The thing is, movie adaptations of books just generally aren’t that good. For every Blade Runner, The Godfather, or The 39 Steps, you get some new take on Alice in Wonderland, Jack Black in Gulliver’s Travels, Johnny Depp going to the Hunter S. Thompson well too many times with The Rum Diaries, and the dozens of other really forgettable films that you forked over money to go see in the theater. Yet the endless remakes of movies from the 1970s and ’80s indicates that Hollywood is running out of ideas. Turning a book into a film means the hard creative work is done beforehand, and studios see it as a solid way to go — even if it usually isn’t.

Amid the many failures and few triumphs, there is also a handful of books that, for various reasons, nobody has been able to translate to film: The Catcher in the Rye (which J.D. Salinger made sure would never be made into a film during his lifetime), for example. And Terry Gilliam’s famous repeated attempts at making Don Quixote (which might actually happen now) are well-documented, proving that making a film out of Cervantes’ masterpiece is truly a quixotic endeavor. But one film has trumped them all.

“I think it’s cursed,” Steven Soderbergh said about the many attempts to make John Kennedy Toole’s A Confederacy of Dunces. “I’m not prone to superstition, but that project has got bad mojo on it.” Soderbergh was once close to making it happen, as was Harold Ramis, who in 1982 was slated to write and direct an adaptation with John Belushi and Richard Pryor. John Waters wanted to make a film version starring Divine; John Goodman, Philip Seymour Hoffman, John Candy, Chris Farley, Will Ferrell, and Zach Galifianakis have all had their names attached to the role of the book’s protagonist, Ignatius J. Reilly.

Now, with the latest news that playwright Jeffrey Hatcher and producer David Esbjornson are looking to bring the story to Broadway, there are whispers that an adaptation on the stage would be the final clearance for the movie version of the book routinely described as a “cult classic.” But should people be excited about that? Obviously, my reactionary answer would be a clear “No,” but then I think about how the completion of a movie that has become the film-adaptation Holy Grail could be an interesting event. It would be an the type of film that I could imagine being handled thoughtfully, to ensure the finished product pays proper tribute to the book.

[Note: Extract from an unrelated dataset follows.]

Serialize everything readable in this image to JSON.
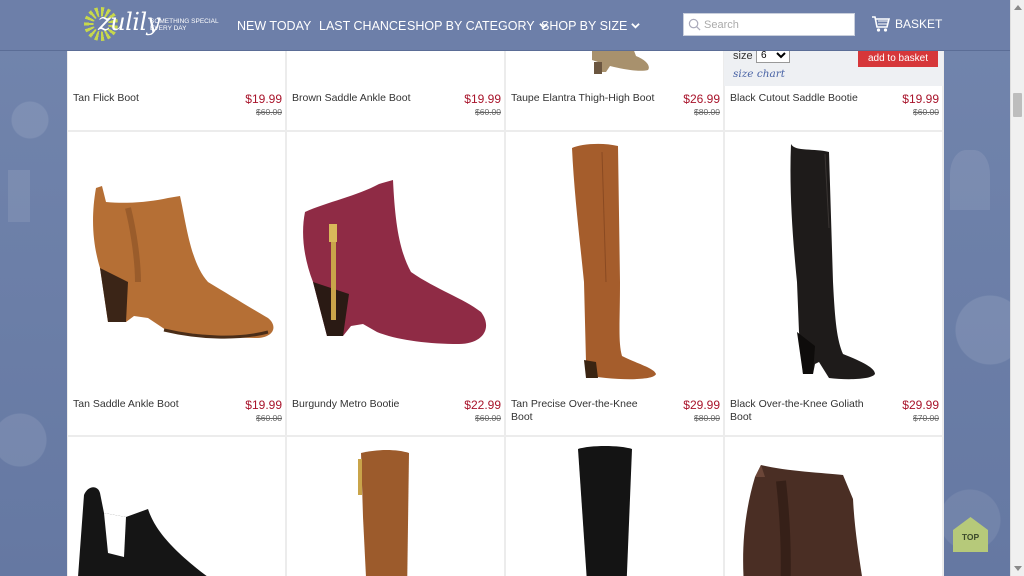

And yet, no matter the stars involved or the amount of care taken with the development, it seems inevitable that any Confederacy adaptation would crumble under the weight of all the expectations behind it. Audiences that aren’t familiar with the book might not “get” the delusional slob of a protagonist, and failing to deliver a good version of the film could hurt the book’s legacy; it simply isn’t the type of book that can make the easy crossover from print to screen, and that’s why the battle for who will finally adapt Confederacy of Dunces looks to be more of an exercise in ego than anything.

Of course, ego fuels art, but in this case, there is a reason the movie stays in development hell, and it isn’t the same reasons that Toole’s book took nearly 20 years to see the light of day (including the 13 years after his suicide in 1969). Nobody can figure out how to properly translate the book into a screenplay that can be acted out in a way that befits such a beloved and idiosyncratic work of literature. And if nobody has been able to figure that out after so many attempts, and with the participation of so many great actors and talented filmmakers, isn’t it time to admit that it just isn’t going to happen?